Japan's Bank of Tokyo-Mitsubishi UFJ said it had frozen Iranian assets and transactions with Iranian banks after being ordered to do so early this month by the New York District Court.
The step is a consequence of a U.S. court decision in 2007 that ordered Iran to pay more than $2.6 billion to survivors and family members of victims of the 1983 bombing of a marine barracks in Lebanon.
A JX Nippon Oil spokesman said there was no problem with payment to Iran at the moment, but declined to discuss other details, including whether it was considering an alternative payment mechanism.
Bank of Tokyo-Mitsubishi UFJ handles the bulk of Japan's oil-related payment to the Islamic nation, with the rest handled by Sumitomo Mitsui Banking Corp, sources said.
JX Nippon Oil, part of JX Holdings, has already made arrangements to buy Iranian oil in April and May despite curbs on reinsurance coverage, and is in talks for June lifting, the company's President Yasushi Kimura told the Reuters Global Energy & Environment Summit.

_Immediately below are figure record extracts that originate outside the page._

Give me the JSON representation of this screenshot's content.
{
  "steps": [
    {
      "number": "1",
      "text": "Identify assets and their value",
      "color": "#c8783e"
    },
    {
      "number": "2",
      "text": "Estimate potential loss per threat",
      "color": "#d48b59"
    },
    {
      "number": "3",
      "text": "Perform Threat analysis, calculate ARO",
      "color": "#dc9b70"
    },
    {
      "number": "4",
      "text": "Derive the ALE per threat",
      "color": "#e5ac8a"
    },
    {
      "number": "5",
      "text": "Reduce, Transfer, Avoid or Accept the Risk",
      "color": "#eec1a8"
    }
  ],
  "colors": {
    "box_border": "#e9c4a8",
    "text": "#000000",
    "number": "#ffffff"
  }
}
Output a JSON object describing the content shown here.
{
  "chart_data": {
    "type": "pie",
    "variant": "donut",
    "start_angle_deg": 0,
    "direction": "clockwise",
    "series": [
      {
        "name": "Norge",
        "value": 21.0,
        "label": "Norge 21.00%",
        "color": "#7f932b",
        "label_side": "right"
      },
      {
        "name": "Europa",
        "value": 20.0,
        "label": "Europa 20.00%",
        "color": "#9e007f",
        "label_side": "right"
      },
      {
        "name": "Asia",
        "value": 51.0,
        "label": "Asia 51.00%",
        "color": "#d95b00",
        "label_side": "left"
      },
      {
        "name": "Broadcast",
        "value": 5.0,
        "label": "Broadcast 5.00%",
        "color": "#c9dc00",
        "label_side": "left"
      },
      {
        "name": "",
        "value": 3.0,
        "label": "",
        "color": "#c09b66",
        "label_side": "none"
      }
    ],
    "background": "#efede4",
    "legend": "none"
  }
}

Besides JX Nippon, Japan's top buyer of Iranian crude, Showa Shell Sekiyu KK, and Cosmo Oil have already renewed term deals to lift Iranian crude from April, industry sources have said.
Only JX and Showa Shell have plans to lift Iranian oil in April and May among the Japanese oil firms, industry sources have said.
Showa Shell was not immediately available for comment.
Japanese crude buyers pay Iran a month after the crude is loaded on a vessel at an Iranian port, industry sources said.
The U.S. Senate will consider new Iran sanctions on Thursday with the chamber's Democratic leader, Harry Reid, set to seek approval of a new package of oil and economic sanctions aimed at further pressuring Iran to abandon its nuclear program, a Democratic leadership aide told Reuters.